Last Updated: September 09, 2019
·
35.86K
· ninjascribble

Avoid box-model disparity with box-sizing: border-box

A well-supported --but often misunderstood-- CSS property, box-sizing describes how your content-width, padding and border contribute to the overall width of a block-level element.

The "border-box" value eschews the traditional box-model for something a little more simple-math-friendly. Instead of adding padding and border to a specified width or height, "border-box" places them within. For example, the following element will be 200px wide regardless of the padding value:

/**
 * Normally I would be 222px wide,
 * but with box-sizing: border-box
 * I'll never be wider than 200px!
 */
.slimmer-box {
    box-sizing: border-box;
    border: 1px solid #777;
    padding: 10px;
    width: 200px;
}

You can ascribe the "border-box" model to every element by default with a simple:

* { box-sizing: border-box; }

And the simple inclusion of a box-sizing property standardizes the box-model across all browsers, regardless of rendering mode!
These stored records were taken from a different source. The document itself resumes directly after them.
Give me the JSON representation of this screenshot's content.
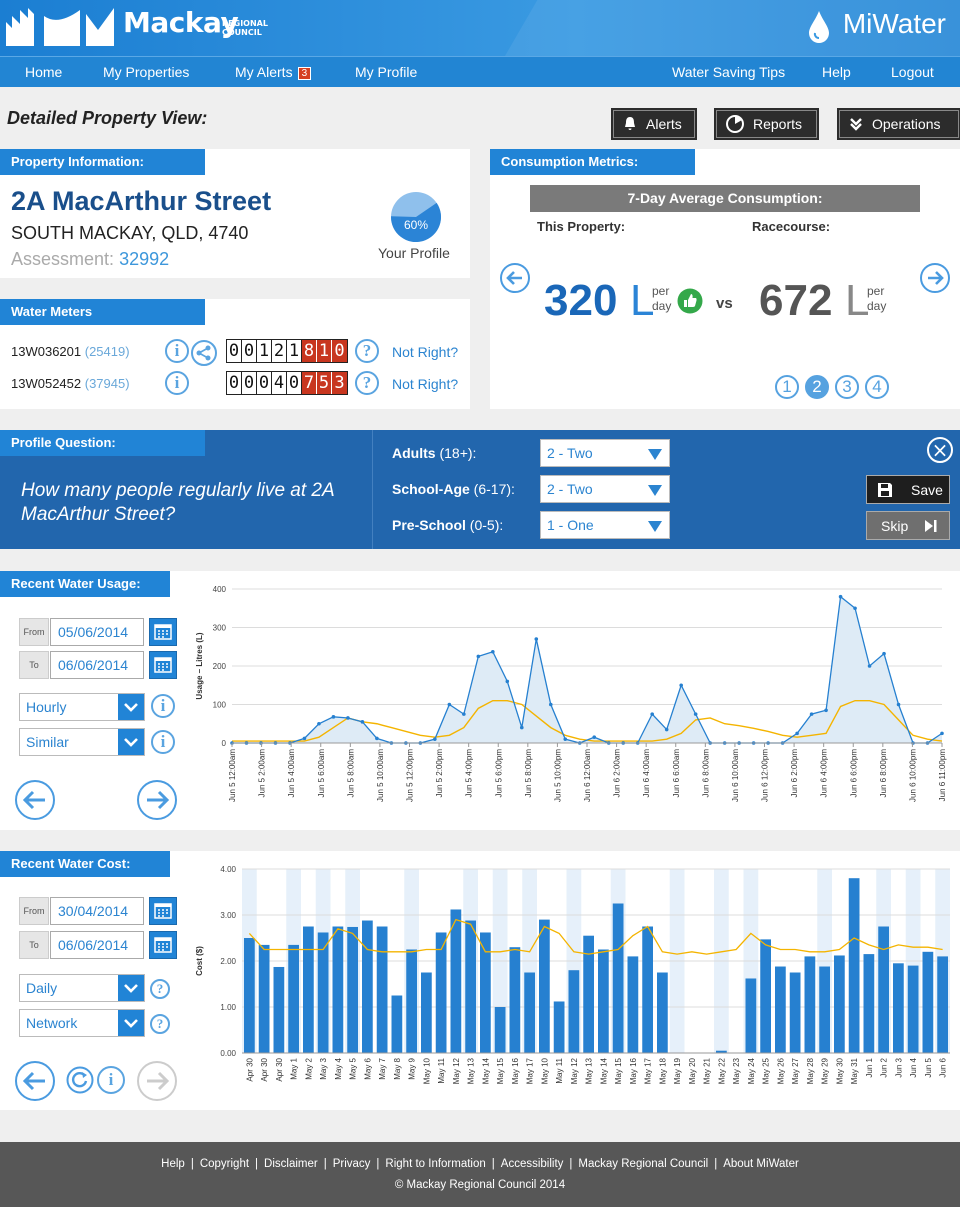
{
  "header": {
    "brand": "Mackay",
    "brand_sub_1": "REGIONAL",
    "brand_sub_2": "COUNCIL",
    "app_name": "MiWater"
  },
  "nav": {
    "home": "Home",
    "my_properties": "My Properties",
    "my_alerts": "My Alerts",
    "alerts_count": "3",
    "my_profile": "My Profile",
    "water_saving_tips": "Water Saving Tips",
    "help": "Help",
    "logout": "Logout"
  },
  "page_title": "Detailed Property View:",
  "top_buttons": {
    "alerts": "Alerts",
    "reports": "Reports",
    "operations": "Operations"
  },
  "property": {
    "tab": "Property Information:",
    "address": "2A MacArthur Street",
    "city": "SOUTH MACKAY, QLD, 4740",
    "assessment_label": "Assessment:",
    "assessment_number": "32992",
    "profile_percent": "60%",
    "profile_fraction": 0.6,
    "your_profile": "Your Profile"
  },
  "meters": {
    "tab": "Water Meters",
    "rows": [
      {
        "id": "13W036201",
        "sub": "(25419)",
        "digits_black": [
          "0",
          "0",
          "1",
          "2",
          "1"
        ],
        "digits_red": [
          "8",
          "1",
          "0"
        ],
        "not_right": "Not Right?"
      },
      {
        "id": "13W052452",
        "sub": "(37945)",
        "digits_black": [
          "0",
          "0",
          "0",
          "4",
          "0"
        ],
        "digits_red": [
          "7",
          "5",
          "3"
        ],
        "not_right": "Not Right?"
      }
    ]
  },
  "consumption": {
    "tab": "Consumption Metrics:",
    "header": "7-Day Average Consumption:",
    "this_property_label": "This Property:",
    "comparison_label": "Racecourse:",
    "this_value": "320",
    "comparison_value": "672",
    "unit": "L",
    "per": "per",
    "day": "day",
    "vs": "vs",
    "pages": [
      "1",
      "2",
      "3",
      "4"
    ],
    "active_page": "2"
  },
  "profile_question": {
    "tab": "Profile Question:",
    "question": "How many people regularly live at 2A MacArthur Street?",
    "fields": [
      {
        "label": "Adults",
        "range": "(18+):",
        "value": "2 - Two"
      },
      {
        "label": "School-Age",
        "range": "(6-17):",
        "value": "2 - Two"
      },
      {
        "label": "Pre-School",
        "range": "(0-5):",
        "value": "1 - One"
      }
    ],
    "save": "Save",
    "skip": "Skip"
  },
  "usage": {
    "tab": "Recent Water Usage:",
    "from_label": "From",
    "to_label": "To",
    "from_date": "05/06/2014",
    "to_date": "06/06/2014",
    "interval": "Hourly",
    "comparison": "Similar"
  },
  "cost": {
    "tab": "Recent Water Cost:",
    "from_label": "From",
    "to_label": "To",
    "from_date": "30/04/2014",
    "to_date": "06/06/2014",
    "interval": "Daily",
    "comparison": "Network"
  },
  "chart_data": [
    {
      "type": "area",
      "ylabel": "Usage – Litres (L)",
      "ylim": [
        0,
        400
      ],
      "yticks": [
        "0",
        "100",
        "200",
        "300",
        "400"
      ],
      "xtick_labels": [
        "Jun 5 12:00am",
        "Jun 5 2:00am",
        "Jun 5 4:00am",
        "Jun 5 6:00am",
        "Jun 5 8:00am",
        "Jun 5 10:00am",
        "Jun 5 12:00pm",
        "Jun 5 2:00pm",
        "Jun 5 4:00pm",
        "Jun 5 6:00pm",
        "Jun 5 8:00pm",
        "Jun 5 10:00pm",
        "Jun 6 12:00am",
        "Jun 6 2:00am",
        "Jun 6 4:00am",
        "Jun 6 6:00am",
        "Jun 6 8:00am",
        "Jun 6 10:00am",
        "Jun 6 12:00pm",
        "Jun 6 2:00pm",
        "Jun 6 4:00pm",
        "Jun 6 6:00pm",
        "Jun 6 8:00pm",
        "Jun 6 10:00pm",
        "Jun 6 11:00pm"
      ],
      "series": [
        {
          "values": [
            0,
            0,
            0,
            0,
            0,
            12,
            50,
            68,
            65,
            55,
            12,
            0,
            0,
            0,
            10,
            100,
            75,
            225,
            237,
            160,
            40,
            270,
            100,
            10,
            0,
            15,
            0,
            0,
            0,
            75,
            35,
            150,
            75,
            0,
            0,
            0,
            0,
            0,
            0,
            25,
            75,
            85,
            380,
            350,
            200,
            232,
            100,
            0,
            0,
            25
          ]
        },
        {
          "values": [
            5,
            5,
            5,
            5,
            5,
            5,
            15,
            40,
            65,
            55,
            50,
            40,
            30,
            20,
            15,
            20,
            40,
            90,
            110,
            110,
            100,
            70,
            40,
            20,
            10,
            5,
            5,
            5,
            5,
            5,
            10,
            25,
            60,
            65,
            50,
            45,
            38,
            30,
            20,
            15,
            20,
            25,
            95,
            110,
            110,
            100,
            60,
            20,
            10,
            5
          ]
        }
      ],
      "colors": [
        "#2680d0",
        "#f4b400"
      ]
    },
    {
      "type": "bar",
      "ylabel": "Cost ($)",
      "ylim": [
        0,
        4
      ],
      "yticks": [
        "0.00",
        "1.00",
        "2.00",
        "3.00",
        "4.00"
      ],
      "categories": [
        "Apr 30",
        "Apr 30",
        "Apr 30",
        "May 1",
        "May 2",
        "May 3",
        "May 4",
        "May 5",
        "May 6",
        "May 7",
        "May 8",
        "May 9",
        "May 10",
        "May 11",
        "May 12",
        "May 13",
        "May 14",
        "May 15",
        "May 16",
        "May 17",
        "May 10",
        "May 11",
        "May 12",
        "May 13",
        "May 14",
        "May 15",
        "May 16",
        "May 17",
        "May 18",
        "May 19",
        "May 20",
        "May 21",
        "May 22",
        "May 23",
        "May 24",
        "May 25",
        "May 26",
        "May 27",
        "May 28",
        "May 29",
        "May 30",
        "May 31",
        "Jun 1",
        "Jun 2",
        "Jun 3",
        "Jun 4",
        "Jun 5",
        "Jun 6"
      ],
      "series": [
        {
          "values": [
            2.5,
            2.35,
            1.87,
            2.35,
            2.75,
            2.62,
            2.75,
            2.74,
            2.88,
            2.75,
            1.25,
            2.25,
            1.75,
            2.62,
            3.12,
            2.88,
            2.62,
            1.0,
            2.3,
            1.75,
            2.9,
            1.12,
            1.8,
            2.55,
            2.25,
            3.25,
            2.1,
            2.75,
            1.75,
            0,
            0,
            0,
            0.05,
            0,
            1.62,
            2.47,
            1.88,
            1.75,
            2.1,
            1.88,
            2.12,
            3.8,
            2.15,
            2.75,
            1.95,
            1.9,
            2.2,
            2.1
          ]
        },
        {
          "values": [
            2.6,
            2.25,
            2.25,
            2.25,
            2.25,
            2.25,
            2.7,
            2.6,
            2.25,
            2.2,
            2.2,
            2.2,
            2.25,
            2.25,
            2.9,
            2.8,
            2.2,
            2.2,
            2.25,
            2.2,
            2.75,
            2.6,
            2.2,
            2.15,
            2.2,
            2.25,
            2.55,
            2.75,
            2.2,
            2.15,
            2.2,
            2.15,
            2.2,
            2.25,
            2.6,
            2.35,
            2.25,
            2.25,
            2.2,
            2.2,
            2.25,
            2.5,
            2.35,
            2.25,
            2.35,
            2.3,
            2.3,
            2.25
          ]
        }
      ],
      "colors": [
        "#2680d0",
        "#f4b400"
      ]
    }
  ],
  "footer": {
    "links": [
      "Help",
      "Copyright",
      "Disclaimer",
      "Privacy",
      "Right to Information",
      "Accessibility",
      "Mackay Regional Council",
      "About MiWater"
    ],
    "copyright": "© Mackay Regional Council 2014"
  }
}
"box-sizing" has been supported in IE since version 8. Other browsers still require a vendor prefix:

-moz-box-sizing: border-box;
-webkit-box-sizing: border-box;

Or you could just use http://modernizr.com/docs/#polyfills

2 Responses
Add your response

Chrome, Safari and Opera don't require a prefix for box-sizing anymore...
http://caniuse.com/#search=box-siz

over 1 year ago ·

It might be relevant to mention that in versions prior to Firefox 17, the min-height and max-height properties don't respect box-sizing. It has also been reported that the same occurs on IE9 while running as IE8 browser mode.